5571463441_643ca2620e_binset.jpgdougbelshaw/Flickr

But success required ceaseless vigilance. Tree-climbing might be acceptable, but persistent tree-climbing was cause for concern. "The habit of masturbation may start accidentally from the sensations that a child gets when riding on someone's foot or on a cane or when drawers are tight enough to rub," according to the 1931 edition of The Child from One to Six, another Children's Bureau publication. "Such things should be avoided."

The list of things to be avoided was long. A German pediatrician's turn-of-the-century opus on the subject discouraged long walks and long periods of sitting. It wasn't clear what was left for a child to do. (Aside from setting an egg timer.) For seemingly incurable cases, "a canvas vest with a metal cup over the genitals" was recommended. Other pediatricians recommended small bells, attached to a child's hands during the night, to warn parents of any untoward hand movements.

You can see how the still-nascent disciplines of child psychology and pediatrics pounce on the problem of masturbation. As the sociologist Steven Ward has noted, by establishing masturbation as a deeply worrying, deeply important problem, psychologists established themselves as an indispensible authority. (The medical historian Jonathan Gillis has made a similar argument about thumb-sucking and pediatricians.) Ultimately, the masturbation madness might not have been very helpful for the parents or the children involved, but it was very useful for the psychologists.

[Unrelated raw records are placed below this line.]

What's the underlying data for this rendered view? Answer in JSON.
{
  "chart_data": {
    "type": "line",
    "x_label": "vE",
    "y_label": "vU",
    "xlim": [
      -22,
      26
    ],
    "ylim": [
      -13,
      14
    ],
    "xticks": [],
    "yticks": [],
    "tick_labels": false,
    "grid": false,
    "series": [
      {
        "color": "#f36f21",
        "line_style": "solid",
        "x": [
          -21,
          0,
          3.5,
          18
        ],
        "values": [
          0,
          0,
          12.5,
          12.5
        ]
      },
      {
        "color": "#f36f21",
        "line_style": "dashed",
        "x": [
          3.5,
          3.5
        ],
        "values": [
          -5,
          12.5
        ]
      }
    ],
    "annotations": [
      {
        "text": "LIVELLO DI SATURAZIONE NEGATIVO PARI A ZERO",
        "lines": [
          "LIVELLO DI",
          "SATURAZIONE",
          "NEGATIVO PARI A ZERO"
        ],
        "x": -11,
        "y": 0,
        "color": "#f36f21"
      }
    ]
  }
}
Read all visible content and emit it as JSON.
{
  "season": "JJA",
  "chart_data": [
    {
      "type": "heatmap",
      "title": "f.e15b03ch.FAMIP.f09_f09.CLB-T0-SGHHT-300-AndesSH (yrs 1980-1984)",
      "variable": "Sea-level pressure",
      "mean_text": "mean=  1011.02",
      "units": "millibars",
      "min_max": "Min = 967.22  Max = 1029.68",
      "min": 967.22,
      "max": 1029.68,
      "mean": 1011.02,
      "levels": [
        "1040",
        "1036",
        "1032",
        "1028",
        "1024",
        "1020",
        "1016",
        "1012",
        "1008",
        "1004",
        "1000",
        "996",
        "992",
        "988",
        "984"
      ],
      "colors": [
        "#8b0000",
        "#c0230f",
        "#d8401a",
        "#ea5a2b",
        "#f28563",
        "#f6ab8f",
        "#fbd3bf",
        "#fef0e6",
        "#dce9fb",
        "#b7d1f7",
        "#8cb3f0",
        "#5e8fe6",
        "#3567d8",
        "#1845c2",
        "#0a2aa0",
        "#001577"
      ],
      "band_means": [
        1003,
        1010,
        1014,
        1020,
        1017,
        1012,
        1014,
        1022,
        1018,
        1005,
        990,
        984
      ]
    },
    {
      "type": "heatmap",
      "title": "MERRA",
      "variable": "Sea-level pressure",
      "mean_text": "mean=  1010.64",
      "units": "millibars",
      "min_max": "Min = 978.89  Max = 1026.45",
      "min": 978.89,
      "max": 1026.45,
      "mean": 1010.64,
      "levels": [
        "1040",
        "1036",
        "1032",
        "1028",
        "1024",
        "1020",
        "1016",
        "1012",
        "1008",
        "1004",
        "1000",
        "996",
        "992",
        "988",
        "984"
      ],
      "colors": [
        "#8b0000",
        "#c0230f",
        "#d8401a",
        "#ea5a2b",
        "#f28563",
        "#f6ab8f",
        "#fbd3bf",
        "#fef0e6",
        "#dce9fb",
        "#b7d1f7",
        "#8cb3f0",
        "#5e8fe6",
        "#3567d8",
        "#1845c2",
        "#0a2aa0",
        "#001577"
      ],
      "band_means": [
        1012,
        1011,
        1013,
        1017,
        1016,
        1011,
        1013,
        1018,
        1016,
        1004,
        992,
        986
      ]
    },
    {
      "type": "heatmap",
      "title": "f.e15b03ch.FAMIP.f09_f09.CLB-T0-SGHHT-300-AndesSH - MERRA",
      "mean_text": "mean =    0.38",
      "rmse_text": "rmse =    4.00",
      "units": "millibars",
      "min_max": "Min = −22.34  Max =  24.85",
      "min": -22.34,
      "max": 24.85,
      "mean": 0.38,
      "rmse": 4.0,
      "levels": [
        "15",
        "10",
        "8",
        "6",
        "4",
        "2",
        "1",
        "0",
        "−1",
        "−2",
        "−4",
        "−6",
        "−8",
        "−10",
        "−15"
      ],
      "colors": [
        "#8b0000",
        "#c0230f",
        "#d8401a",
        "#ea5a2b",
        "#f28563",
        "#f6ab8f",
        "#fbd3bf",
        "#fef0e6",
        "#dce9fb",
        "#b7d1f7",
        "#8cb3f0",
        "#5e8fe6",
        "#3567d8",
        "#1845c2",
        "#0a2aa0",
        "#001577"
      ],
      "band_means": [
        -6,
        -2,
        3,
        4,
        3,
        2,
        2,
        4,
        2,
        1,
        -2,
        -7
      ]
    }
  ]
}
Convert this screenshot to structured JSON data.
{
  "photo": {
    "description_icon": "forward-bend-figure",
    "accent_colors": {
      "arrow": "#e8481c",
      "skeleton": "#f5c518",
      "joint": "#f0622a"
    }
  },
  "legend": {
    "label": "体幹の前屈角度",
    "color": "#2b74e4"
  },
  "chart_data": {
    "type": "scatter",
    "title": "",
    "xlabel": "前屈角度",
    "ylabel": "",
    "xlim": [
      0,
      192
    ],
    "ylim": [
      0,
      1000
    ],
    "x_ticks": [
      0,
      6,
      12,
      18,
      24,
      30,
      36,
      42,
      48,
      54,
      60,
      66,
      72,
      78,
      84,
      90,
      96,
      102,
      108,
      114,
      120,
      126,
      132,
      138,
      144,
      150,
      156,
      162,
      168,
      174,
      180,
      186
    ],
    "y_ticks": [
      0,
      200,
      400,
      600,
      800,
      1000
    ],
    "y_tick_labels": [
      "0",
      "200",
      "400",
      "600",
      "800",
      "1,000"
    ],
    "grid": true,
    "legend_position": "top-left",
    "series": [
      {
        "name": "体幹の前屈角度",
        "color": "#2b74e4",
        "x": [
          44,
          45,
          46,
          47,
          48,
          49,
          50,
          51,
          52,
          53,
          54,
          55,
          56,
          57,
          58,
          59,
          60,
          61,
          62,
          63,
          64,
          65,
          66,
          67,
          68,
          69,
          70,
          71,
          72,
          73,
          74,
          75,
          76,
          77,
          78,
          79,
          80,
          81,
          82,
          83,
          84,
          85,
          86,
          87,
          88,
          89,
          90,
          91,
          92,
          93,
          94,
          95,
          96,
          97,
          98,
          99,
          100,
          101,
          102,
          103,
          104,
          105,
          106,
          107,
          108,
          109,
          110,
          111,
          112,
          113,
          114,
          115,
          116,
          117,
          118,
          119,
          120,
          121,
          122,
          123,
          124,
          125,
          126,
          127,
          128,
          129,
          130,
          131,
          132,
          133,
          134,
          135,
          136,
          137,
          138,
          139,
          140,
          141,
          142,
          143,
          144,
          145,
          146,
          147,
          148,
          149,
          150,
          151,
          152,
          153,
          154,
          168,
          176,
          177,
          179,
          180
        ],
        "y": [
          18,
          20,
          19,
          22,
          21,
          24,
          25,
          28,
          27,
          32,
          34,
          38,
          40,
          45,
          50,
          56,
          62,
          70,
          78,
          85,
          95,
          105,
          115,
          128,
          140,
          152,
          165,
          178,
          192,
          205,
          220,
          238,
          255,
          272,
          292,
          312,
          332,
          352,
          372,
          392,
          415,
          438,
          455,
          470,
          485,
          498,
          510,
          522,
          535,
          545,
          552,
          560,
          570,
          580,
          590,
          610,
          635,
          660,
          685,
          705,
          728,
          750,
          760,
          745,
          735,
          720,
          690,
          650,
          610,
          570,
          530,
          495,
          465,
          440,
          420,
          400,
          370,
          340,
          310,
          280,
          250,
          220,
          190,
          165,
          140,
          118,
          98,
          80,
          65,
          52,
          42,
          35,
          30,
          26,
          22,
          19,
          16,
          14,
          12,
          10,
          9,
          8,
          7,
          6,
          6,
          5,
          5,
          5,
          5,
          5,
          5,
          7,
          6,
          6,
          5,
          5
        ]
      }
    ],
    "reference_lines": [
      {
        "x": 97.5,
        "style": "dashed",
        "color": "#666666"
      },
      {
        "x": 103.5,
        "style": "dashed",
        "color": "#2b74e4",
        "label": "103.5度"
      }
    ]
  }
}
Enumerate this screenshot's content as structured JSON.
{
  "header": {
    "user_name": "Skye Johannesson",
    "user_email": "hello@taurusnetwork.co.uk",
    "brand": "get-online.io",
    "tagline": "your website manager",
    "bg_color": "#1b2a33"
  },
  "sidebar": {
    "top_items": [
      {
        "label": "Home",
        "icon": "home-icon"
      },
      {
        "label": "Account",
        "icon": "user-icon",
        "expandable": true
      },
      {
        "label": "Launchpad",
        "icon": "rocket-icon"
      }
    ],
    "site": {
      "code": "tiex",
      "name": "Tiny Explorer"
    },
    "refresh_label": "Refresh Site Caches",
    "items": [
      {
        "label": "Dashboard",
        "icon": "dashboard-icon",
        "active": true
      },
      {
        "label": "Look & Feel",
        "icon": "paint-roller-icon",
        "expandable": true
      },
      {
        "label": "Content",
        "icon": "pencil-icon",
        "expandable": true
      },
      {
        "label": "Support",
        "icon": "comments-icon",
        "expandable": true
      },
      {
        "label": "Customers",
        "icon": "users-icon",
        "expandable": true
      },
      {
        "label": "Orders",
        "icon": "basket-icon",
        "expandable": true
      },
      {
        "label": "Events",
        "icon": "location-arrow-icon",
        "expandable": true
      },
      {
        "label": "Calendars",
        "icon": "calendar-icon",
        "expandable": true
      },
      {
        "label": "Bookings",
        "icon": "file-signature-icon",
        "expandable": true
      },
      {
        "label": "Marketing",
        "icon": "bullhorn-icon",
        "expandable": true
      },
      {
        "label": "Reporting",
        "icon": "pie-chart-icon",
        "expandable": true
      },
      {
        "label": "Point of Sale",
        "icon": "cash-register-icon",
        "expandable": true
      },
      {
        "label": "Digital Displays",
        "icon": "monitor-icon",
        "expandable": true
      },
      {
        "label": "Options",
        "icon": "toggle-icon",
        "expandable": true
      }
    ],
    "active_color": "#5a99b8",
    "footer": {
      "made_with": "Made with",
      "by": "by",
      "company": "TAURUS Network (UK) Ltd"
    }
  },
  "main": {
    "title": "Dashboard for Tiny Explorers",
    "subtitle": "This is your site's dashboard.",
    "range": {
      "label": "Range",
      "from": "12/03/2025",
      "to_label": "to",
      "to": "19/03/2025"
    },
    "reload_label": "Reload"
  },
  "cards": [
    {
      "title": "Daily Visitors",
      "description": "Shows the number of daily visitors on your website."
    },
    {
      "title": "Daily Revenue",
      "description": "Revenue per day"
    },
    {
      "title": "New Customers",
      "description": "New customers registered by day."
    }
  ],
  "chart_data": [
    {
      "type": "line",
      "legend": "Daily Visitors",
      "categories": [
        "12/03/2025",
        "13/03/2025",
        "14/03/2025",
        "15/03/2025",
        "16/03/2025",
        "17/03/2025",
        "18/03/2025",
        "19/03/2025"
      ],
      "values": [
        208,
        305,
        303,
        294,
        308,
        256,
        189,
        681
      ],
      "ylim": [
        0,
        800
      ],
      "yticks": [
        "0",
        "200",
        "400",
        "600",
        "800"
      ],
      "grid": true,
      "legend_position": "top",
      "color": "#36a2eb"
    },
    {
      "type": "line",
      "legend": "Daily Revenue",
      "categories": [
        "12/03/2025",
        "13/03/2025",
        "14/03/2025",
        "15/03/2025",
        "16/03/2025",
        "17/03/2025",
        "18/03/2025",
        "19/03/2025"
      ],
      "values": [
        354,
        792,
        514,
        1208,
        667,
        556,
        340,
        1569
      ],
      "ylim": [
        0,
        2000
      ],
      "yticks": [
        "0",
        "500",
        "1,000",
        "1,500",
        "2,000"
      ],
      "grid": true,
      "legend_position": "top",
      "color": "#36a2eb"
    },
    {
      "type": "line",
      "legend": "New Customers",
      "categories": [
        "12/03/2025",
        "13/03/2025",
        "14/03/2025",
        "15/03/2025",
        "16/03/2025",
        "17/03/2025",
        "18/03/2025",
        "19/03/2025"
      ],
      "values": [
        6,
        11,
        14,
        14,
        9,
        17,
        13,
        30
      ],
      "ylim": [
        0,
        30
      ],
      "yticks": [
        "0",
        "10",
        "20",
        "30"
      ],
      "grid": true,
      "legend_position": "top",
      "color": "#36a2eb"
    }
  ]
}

The 1920s were the height of behaviorism in child psychology: the belief that children can be taught to do, or not to do, pretty much anything. Many psychologists, including the infamous behaviorist John Watson, argued that masturbation and thumb-sucking were habits that could be untaught, and moreover, that they were so malignant they were worth preventing at all costs -- even if the cost was the child not being able to move. Infants had their nightgowns pinned to their cribs. Their elbows were strapped to splints (to prevent wayward arm-bending), or their knees were strapped together (to prevent wayward leg-opening). Their hands were stuffed in mittens or tied down.

In 1914, the manual told mothers that masturbation would wreck their children for life. In 1942, it told mothers that they should ignore the habit altogether.

This treatment was not some weird, deviant aberration from the standard advice. It was the standard advice. "It was doubtless an exaggeration to claim that tied hands were commonplace at the beginning of the twentieth century," the authors of a cultural history of masturbation write, "but the recommendations to this effect and the examples that were cited are numerous. A Scottish woman recalled that, as a child during this period, her hands had sometimes been so tightly tied that her piano teacher questioned her about her striped wrists."